L'histoire :
Lucky Luke et son fidèle Jolly Jumper arrivent dans la petite ville de Cattle Gulch en plein tumulte. En effet, les habitants sont sur le point de lyncher de manière inique Ovide Byrde, un incorrigible protecteur les animaux. Les éleveurs et les cow-boys ne supportent plus que ce marginal sabote incessamment leurs élevages, ou vole leurs chevaux, sous prétexte de bien-être animal. Luke intervient pour sauver Byrde de la pendaison. Dans la foulée, il le raccompagne chez lui, une petite ferme à l’écart de la ville. Luke constate que les nombreux animaux que Byrde protège lui rendent largement son amour. Moult espèces accourent vers lui pour le léchouiller. Byrde explique sa philosophie à Lucky Luke, issue du mouvement d’Henry Bergh, le fondateur de la SPA. Le farwest n’a jamais été un modèle de douceur pour les bêtes : entre les chasseurs de bisons, les trappeurs qui vendent la peau des castors et des ours, les bovins marqués aux fers rouges, les chevaux poussés à bout de forces sous des soleils de plomb… Byrde a ainsi décidé de vouer sa vie à la protection des animaux. Il veut notamment convaincre un maximum de ses contemporains de devenir végétariens. Et tandis qu’il prépare une délicieuse tarte aux poireaux à son invité, Lucky Luke a la surprise de voir que Rantanplan, le chien le plus idiot et indolent qu’il connaisse, s’est lui aussi réfugié chez Byrde…

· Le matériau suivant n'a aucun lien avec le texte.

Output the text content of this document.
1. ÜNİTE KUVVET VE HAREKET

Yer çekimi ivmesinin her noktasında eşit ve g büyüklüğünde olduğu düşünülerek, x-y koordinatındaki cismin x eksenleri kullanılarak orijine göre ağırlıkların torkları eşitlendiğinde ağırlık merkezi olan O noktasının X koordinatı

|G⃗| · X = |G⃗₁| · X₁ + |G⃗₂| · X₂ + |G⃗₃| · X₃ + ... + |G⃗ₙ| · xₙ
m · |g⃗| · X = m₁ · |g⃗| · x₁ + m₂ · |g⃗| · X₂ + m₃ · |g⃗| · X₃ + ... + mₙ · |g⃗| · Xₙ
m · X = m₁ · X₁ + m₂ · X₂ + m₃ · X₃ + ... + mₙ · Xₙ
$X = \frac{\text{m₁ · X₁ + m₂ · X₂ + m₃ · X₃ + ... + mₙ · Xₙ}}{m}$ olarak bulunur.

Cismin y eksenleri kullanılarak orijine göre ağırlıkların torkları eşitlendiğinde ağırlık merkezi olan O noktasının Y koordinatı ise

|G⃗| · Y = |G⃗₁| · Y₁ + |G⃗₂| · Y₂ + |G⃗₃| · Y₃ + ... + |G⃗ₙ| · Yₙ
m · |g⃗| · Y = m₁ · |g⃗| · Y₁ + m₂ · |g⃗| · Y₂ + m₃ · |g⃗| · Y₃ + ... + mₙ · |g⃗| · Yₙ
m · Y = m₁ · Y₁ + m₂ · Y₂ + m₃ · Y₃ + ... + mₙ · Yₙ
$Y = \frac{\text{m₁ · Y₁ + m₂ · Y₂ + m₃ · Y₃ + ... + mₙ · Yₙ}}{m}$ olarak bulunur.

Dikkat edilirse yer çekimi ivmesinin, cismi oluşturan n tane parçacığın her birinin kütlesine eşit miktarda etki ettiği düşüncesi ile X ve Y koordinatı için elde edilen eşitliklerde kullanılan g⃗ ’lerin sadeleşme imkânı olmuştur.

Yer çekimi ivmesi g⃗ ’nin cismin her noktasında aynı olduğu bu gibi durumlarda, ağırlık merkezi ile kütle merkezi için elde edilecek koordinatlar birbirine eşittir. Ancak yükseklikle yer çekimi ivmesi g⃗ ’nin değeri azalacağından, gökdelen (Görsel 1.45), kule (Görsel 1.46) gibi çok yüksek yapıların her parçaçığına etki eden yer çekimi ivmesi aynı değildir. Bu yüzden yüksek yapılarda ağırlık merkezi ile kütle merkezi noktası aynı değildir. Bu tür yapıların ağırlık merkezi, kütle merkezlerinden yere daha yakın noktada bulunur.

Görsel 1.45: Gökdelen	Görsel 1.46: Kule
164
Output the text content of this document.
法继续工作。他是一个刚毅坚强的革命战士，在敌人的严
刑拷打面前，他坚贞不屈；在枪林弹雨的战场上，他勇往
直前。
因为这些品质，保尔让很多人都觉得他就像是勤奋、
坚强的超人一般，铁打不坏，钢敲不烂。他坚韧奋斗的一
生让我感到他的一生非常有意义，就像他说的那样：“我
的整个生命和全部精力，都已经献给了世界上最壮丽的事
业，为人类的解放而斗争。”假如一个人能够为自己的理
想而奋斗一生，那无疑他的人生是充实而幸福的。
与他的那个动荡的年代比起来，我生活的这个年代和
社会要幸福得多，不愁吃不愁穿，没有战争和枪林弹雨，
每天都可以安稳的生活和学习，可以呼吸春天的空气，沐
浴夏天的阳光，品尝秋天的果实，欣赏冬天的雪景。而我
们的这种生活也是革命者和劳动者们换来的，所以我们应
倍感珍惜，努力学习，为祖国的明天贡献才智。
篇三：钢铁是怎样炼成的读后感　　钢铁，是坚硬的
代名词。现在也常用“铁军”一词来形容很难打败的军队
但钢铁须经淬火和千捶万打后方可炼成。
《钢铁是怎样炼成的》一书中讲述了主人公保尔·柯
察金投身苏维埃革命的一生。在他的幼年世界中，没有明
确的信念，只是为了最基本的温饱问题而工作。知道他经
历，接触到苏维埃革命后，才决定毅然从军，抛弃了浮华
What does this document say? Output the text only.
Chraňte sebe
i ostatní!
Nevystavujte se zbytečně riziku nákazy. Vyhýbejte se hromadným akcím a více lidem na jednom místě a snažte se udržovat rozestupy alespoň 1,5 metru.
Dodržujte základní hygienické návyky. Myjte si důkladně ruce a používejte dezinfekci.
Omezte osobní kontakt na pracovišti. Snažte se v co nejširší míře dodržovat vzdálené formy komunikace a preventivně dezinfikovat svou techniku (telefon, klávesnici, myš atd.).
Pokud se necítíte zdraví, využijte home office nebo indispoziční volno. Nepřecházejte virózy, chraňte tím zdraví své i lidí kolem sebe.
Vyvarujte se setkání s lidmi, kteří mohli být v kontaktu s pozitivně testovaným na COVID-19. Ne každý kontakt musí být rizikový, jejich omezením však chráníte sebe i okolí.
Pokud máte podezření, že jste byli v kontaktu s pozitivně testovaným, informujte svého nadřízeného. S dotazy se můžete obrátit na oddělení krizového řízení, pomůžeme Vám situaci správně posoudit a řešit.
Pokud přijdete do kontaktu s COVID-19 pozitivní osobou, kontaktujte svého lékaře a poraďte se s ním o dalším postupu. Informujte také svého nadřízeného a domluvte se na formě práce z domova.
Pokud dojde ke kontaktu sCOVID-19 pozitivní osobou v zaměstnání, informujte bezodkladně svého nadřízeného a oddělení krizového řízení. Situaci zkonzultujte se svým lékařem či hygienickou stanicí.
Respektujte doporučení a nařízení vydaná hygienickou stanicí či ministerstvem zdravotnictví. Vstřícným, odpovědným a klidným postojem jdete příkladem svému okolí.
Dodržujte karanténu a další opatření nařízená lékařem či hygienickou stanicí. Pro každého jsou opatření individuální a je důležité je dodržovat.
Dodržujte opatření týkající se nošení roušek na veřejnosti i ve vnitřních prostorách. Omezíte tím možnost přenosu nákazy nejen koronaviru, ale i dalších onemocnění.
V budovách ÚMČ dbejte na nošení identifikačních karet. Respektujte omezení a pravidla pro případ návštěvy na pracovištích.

Ce qu'on en pense sur la planète BD :
Après la ségrégation raciale inspirée du meurtre de Georges Floyd, dans Un cow-boy dans le coton, Lucky Luke s’intéresse à un autre sujet de société terriblement ancré dans l’air du temps : le bien-être animal. En effet, une épizootie de covid (le virus est issu du monde animal) est passée par-là, ainsi qu’une prise de conscience écologique. L’élevage des animaux à des fins de nourriture pèse terriblement sur notre empreinte carbone… et la réduction irrépressible des zones sauvage à des fins de développement économique humain nuit considérablement à la diversité et à la quantité des espèces. Faut-il donc que l’Homme devienne végétarien, à court terme ? Le scénariste Jul place cette question anachronique au far-west, à l’époque où un certain Henry Bergh crée la première Société Protectrice des Animaux (1866). Une courte biographie en fin d’album nous apprend d’ailleurs que ce dernier était financé par un milliardaire français repenti d’avoir fait fortune dans le commerce de fourrures ! Evidemment, imposer le veganisme au milieu des éleveurs de bêtes et des cow-boys, c’est loin d’être gagné… Et notre héros qui tire plus vite que son ombre joue de son mieux au casque bleu, entre les doux et les dingues. Lucky Luke a arrêté de fumer en 1983… va-t-il donc aujourd’hui arrêter de manger des steaks ? Et… militer ainsi contre son propre métier de cow-boy !? Jul est malin et il ne tranche pas, se contentant de pousser Luke à rétablir la paix sociale et laissant le débat de fond aux générations futures. L’auteur s’amuse en revanche beaucoup avec les jeux de mots (ha, le fameux cobaye solitaire…) et les situations truculentes, notamment en attribuant à Rantanplan, le chien le plus crétin de l’Ouest américain, des déductions systématiquement à côté de la plaque. Le dessinateur Achdé décline quant à lui une fois de plus admirablement la griffe (animale) dynamique morrissienne.